Thanks Rolf. As always, your knowledge of the lesser known aspects of Labview leave me slack-jawed. (I had never heard of "Labview Manager" and had to Google it.)
Here's the "Continuously Generate Occurrences" example that ships with 2009.
Every 10th iteration of loop A generates an occurrence and causes loop B to execute. I thought it was interesting to see a Set Occurrence after loop A exits. I understand why it's needed, it's just not the first route I would have tried. (But as you can see from my earlier posts I have very little understanding of this construct.) This causes loop B to get an extra iteration when you exit loop A.
I started wondering how to prevent the extra occurrence, so I added a timeout and removed the tailing Set Occurrence.

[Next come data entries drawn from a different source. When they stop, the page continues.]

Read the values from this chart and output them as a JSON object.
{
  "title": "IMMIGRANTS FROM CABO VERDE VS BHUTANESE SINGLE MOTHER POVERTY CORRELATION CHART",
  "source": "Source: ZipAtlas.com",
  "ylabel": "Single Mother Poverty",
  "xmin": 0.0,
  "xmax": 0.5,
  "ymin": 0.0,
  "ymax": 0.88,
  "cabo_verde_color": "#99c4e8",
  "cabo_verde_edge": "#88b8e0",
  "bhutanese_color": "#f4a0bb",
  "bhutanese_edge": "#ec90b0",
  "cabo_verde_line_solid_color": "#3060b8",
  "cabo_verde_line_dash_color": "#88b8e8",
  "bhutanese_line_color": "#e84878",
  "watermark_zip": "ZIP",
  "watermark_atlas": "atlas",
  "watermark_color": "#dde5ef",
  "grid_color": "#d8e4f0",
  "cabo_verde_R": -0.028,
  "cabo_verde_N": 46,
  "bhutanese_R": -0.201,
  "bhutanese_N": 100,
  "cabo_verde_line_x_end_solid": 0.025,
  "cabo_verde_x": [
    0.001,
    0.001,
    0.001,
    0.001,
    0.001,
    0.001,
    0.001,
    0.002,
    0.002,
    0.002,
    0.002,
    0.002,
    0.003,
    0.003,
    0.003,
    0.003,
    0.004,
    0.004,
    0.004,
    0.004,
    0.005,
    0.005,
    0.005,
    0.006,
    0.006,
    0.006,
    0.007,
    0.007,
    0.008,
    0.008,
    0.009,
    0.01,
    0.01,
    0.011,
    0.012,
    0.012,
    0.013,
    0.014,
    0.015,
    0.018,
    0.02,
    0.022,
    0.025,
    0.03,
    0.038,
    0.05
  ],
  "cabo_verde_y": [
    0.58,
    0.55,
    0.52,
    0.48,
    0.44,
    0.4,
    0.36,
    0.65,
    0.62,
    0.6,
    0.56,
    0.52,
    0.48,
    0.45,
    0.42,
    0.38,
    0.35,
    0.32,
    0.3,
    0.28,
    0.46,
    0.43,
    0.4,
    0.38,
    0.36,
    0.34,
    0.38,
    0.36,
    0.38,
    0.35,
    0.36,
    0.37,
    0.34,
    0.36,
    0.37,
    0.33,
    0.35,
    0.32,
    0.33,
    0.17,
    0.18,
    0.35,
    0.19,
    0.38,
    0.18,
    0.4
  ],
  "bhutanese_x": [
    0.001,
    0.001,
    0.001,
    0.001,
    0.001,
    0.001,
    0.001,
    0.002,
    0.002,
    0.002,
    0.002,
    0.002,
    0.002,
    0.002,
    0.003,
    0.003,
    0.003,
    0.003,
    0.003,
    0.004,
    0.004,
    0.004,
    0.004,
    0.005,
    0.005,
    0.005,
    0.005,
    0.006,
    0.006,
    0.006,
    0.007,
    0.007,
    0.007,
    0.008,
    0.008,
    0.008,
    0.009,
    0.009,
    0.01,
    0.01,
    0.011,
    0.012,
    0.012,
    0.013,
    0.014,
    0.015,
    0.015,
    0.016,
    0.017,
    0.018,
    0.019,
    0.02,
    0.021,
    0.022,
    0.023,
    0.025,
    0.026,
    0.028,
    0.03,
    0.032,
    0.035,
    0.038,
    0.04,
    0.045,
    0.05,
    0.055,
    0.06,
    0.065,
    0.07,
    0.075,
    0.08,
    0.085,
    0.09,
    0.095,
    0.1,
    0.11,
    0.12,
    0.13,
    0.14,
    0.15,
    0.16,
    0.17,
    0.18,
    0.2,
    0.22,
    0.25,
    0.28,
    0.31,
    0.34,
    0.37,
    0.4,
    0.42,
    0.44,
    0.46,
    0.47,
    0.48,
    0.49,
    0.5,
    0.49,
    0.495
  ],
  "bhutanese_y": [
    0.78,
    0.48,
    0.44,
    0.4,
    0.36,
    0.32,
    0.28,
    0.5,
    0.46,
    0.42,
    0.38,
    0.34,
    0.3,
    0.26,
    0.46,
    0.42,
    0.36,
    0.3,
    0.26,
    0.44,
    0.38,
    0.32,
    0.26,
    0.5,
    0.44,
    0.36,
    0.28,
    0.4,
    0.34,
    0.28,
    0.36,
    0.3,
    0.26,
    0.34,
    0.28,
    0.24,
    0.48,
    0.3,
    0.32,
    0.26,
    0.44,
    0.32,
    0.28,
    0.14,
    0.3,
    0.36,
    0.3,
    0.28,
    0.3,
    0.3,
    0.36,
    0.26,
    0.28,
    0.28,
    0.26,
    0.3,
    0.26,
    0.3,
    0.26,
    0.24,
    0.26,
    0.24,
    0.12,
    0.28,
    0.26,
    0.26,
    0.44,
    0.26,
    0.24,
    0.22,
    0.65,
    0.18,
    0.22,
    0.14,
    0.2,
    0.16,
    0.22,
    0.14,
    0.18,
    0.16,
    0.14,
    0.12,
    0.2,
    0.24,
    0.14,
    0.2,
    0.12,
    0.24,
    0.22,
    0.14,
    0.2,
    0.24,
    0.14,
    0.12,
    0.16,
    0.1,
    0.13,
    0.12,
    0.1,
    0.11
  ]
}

On the surface it seems like that should work, but there's a subtle race condition. Because the WoO has a timeout it is possible for loop B to read the stop button, exit, and reset before loop A has an opportunity to read it. With an infinite timeout that will never happen. I suppose you could put the button reset in a sequence structure and wire outputs from both loop A and B to it, but that feels kind of klunky to me. The other alternative is to set the timeout longer than the time between occurrences, so it will only timeout once the occurrences have stopped being generated. That doesn't seem like a very robust solution.
I guess I'm left thinking they're okay for simple cases--such as Tim posted--where the occurrence will only fire once telling the receiving loop to stop. But at the same time I can't think of any reason (outside of interacting with external code) I'd want to bother with them. Notifiers and queues have the same functionality, provide more options for expansion, and the overhead is insignificant.